Warning: Monday rant ahead!
I mean, weren’t we suffering from a heat wave just yesterday? And it’s October now? (*Has mild nervous breakdown)
Anyway. The following recipe is adapted from The Bojon Gourmet. A seriously mouth-watering photo of Alanna’s pudding chômeurs popped up on my Pinterest feed a few weeks ago, and I instantly said je veux!
No, I actually did not say that. I don’t speak French. But I still wanted to try them really badly. 🙂 I also felt like writing a post on chômeurs, despite the fact this dessert has nothing to do with Hungarian cuisine. Sorry not sorry, and you won’t be either!
Maple syrup is not a pantry staple in Hungary. I also believe it’s safe for me to say that we, as a nation know very little, if anything at all about French Canadian cuisine.

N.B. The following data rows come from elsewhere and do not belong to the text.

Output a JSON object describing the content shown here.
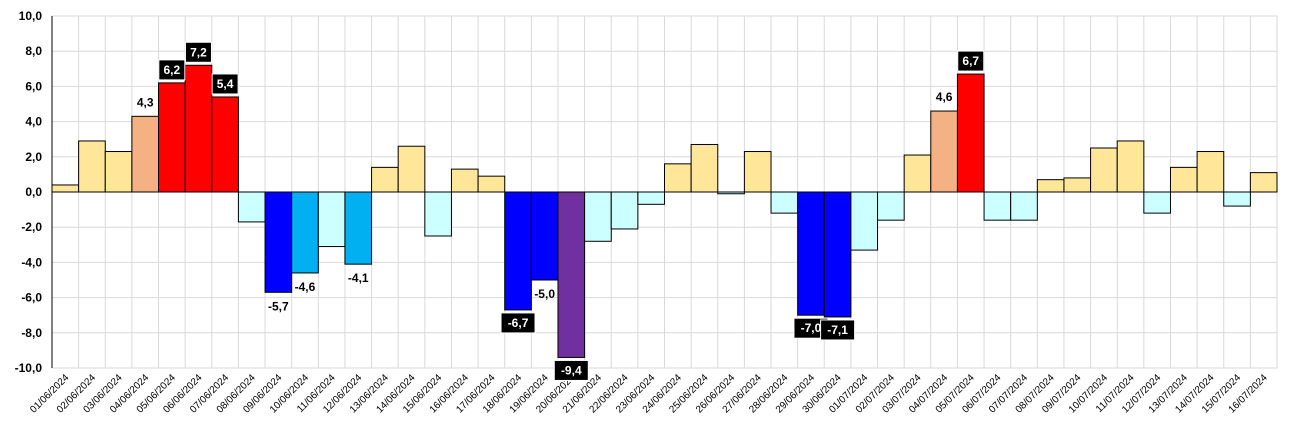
{
  "chart_data": {
    "type": "bar",
    "title": "",
    "xlabel": "",
    "ylabel": "",
    "ylim": [
      -10,
      10
    ],
    "ytick_step": 2,
    "ytick_labels": [
      "10,0",
      "8,0",
      "6,0",
      "4,0",
      "2,0",
      "0,0",
      "-2,0",
      "-4,0",
      "-6,0",
      "-8,0",
      "-10,0"
    ],
    "grid": true,
    "colors": {
      "light_yellow": "#ffe699",
      "salmon": "#f4b183",
      "red": "#ff0000",
      "light_cyan": "#ccffff",
      "sky_blue": "#00b0f0",
      "blue": "#0000ff",
      "purple": "#7030a0"
    },
    "categories": [
      "01/06/2024",
      "02/06/2024",
      "03/06/2024",
      "04/06/2024",
      "05/06/2024",
      "06/06/2024",
      "07/06/2024",
      "08/06/2024",
      "09/06/2024",
      "10/06/2024",
      "11/06/2024",
      "12/06/2024",
      "13/06/2024",
      "14/06/2024",
      "15/06/2024",
      "16/06/2024",
      "17/06/2024",
      "18/06/2024",
      "19/06/2024",
      "20/06/2024",
      "21/06/2024",
      "22/06/2024",
      "23/06/2024",
      "24/06/2024",
      "25/06/2024",
      "26/06/2024",
      "27/06/2024",
      "28/06/2024",
      "29/06/2024",
      "30/06/2024",
      "01/07/2024",
      "02/07/2024",
      "03/07/2024",
      "04/07/2024",
      "05/07/2024",
      "06/07/2024",
      "07/07/2024",
      "08/07/2024",
      "09/07/2024",
      "10/07/2024",
      "11/07/2024",
      "12/07/2024",
      "13/07/2024",
      "14/07/2024",
      "15/07/2024",
      "16/07/2024"
    ],
    "values": [
      0.4,
      2.9,
      2.3,
      4.3,
      6.2,
      7.2,
      5.4,
      -1.7,
      -5.7,
      -4.6,
      -3.1,
      -4.1,
      1.4,
      2.6,
      -2.5,
      1.3,
      0.9,
      -6.7,
      -5.0,
      -9.4,
      -2.8,
      -2.1,
      -0.7,
      1.6,
      2.7,
      -0.1,
      2.3,
      -1.2,
      -7.0,
      -7.1,
      -3.3,
      -1.6,
      2.1,
      4.6,
      6.7,
      -1.6,
      -1.6,
      0.7,
      0.8,
      2.5,
      2.9,
      -1.2,
      1.4,
      2.3,
      -0.8,
      1.1
    ],
    "bar_colors": [
      "light_yellow",
      "light_yellow",
      "light_yellow",
      "salmon",
      "red",
      "red",
      "red",
      "light_cyan",
      "blue",
      "sky_blue",
      "light_cyan",
      "sky_blue",
      "light_yellow",
      "light_yellow",
      "light_cyan",
      "light_yellow",
      "light_yellow",
      "blue",
      "blue",
      "purple",
      "light_cyan",
      "light_cyan",
      "light_cyan",
      "light_yellow",
      "light_yellow",
      "light_cyan",
      "light_yellow",
      "light_cyan",
      "blue",
      "blue",
      "light_cyan",
      "light_cyan",
      "light_yellow",
      "salmon",
      "red",
      "light_cyan",
      "light_cyan",
      "light_yellow",
      "light_yellow",
      "light_yellow",
      "light_yellow",
      "light_cyan",
      "light_yellow",
      "light_yellow",
      "light_cyan",
      "light_yellow"
    ],
    "data_labels": [
      {
        "index": 3,
        "text": "4,3",
        "style": "plain"
      },
      {
        "index": 4,
        "text": "6,2",
        "style": "boxed"
      },
      {
        "index": 5,
        "text": "7,2",
        "style": "boxed"
      },
      {
        "index": 6,
        "text": "5,4",
        "style": "boxed"
      },
      {
        "index": 8,
        "text": "-5,7",
        "style": "plain"
      },
      {
        "index": 9,
        "text": "-4,6",
        "style": "plain"
      },
      {
        "index": 11,
        "text": "-4,1",
        "style": "plain"
      },
      {
        "index": 17,
        "text": "-6,7",
        "style": "boxed"
      },
      {
        "index": 18,
        "text": "-5,0",
        "style": "plain"
      },
      {
        "index": 19,
        "text": "-9,4",
        "style": "boxed"
      },
      {
        "index": 28,
        "text": "-7,0",
        "style": "boxed"
      },
      {
        "index": 29,
        "text": "-7,1",
        "style": "boxed"
      },
      {
        "index": 33,
        "text": "4,6",
        "style": "plain"
      },
      {
        "index": 34,
        "text": "6,7",
        "style": "boxed"
      }
    ]
  }
}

Which is about to change with this one!
As I’ve learnt, these puddings were invented during the Great Depression when they were presumably used to bring comfort to the out-of-work Québécois (chômeur stands for unemployed in French). Once poor man’s food, these soft, spongy cakes on top of a silky sauce flavored with maple syrup, coffee, vanilla and brown butter are rather brilliant.
Best enjoyed warm, chômeurs are simple to put together and even reheat beautifully (not that ther’s even a chance of having leftovers).
Although the recipe called for it, I neither keep chestnut flour, nor rice flour at hand. I always have walnut meal though, so that’s what I used instead and it did not disappoint. (Sidenote: nut meals are ground with the skin on, while nut flours are made with blanched nuts)
I fine tuned the recipe a little bit further by throwing greenwalnut liqueur into the mix. Plus, I simply forgot to add the vegetable oil to the batter, which I do not regret as the cake turned out perfect without it, so I won’t even list it in the ingredients.
Should’ve seen our faces when we slipped the first bite into our mouths!
Maple Walnut Pudding Chômeurs
A French Canadian dessert for the approaching colder days. Yields 6.
For the sauce:
55 g unsalted butter
½ cup maple syrup
¼ cup freshly brewed espresso
½ tsp vanilla extract
½ tsp greenwalnut liqueur (optional, use 1 tsp vanilla if you don’t have it)
For the cake batter:
½ cup AP flour
½ cup walnut meal
2 tsp baking powder
½ tsp fine salt
2 large eggs
1/3 cup buttermilk
1/3 cup maple syrup
powdered sugar and whipped cream to serve
- Preheat oven to 175 °C (350 °F). Place 6 ramekins on a baking sheet and grease them lightly.
- To make the sauce, place butter in a heavy-bottomed saucepan and cook over medium-low heat, swirling occasionally. When butter foams up, turns golden and smells nutty (3-5 min), remove from heat. Carefully pour in maple syrup, coffee, vanilla and greenwalnut liqueur (if using), transfer to a measuring pitcher and set aside.
- To make the batter, sift together flour and walnut meal with the salt and baking powder into a bowl. Make a well in the mixture and add the eggs, buttermilk and maple syrup. Whisk until well-combined.
- Scoop the batter into the ramekins, dividing evenly. After giving it a good stir, pour sauce over the batter, also dividing evenly (it will pour straight through the batter which is fine).
- Bake puddings until puffed and golden, about 20 min. Remove from oven and let cool a little before serving, sprinkled with powdered sugar and a dollop of whipped cream on the side. Enjoy!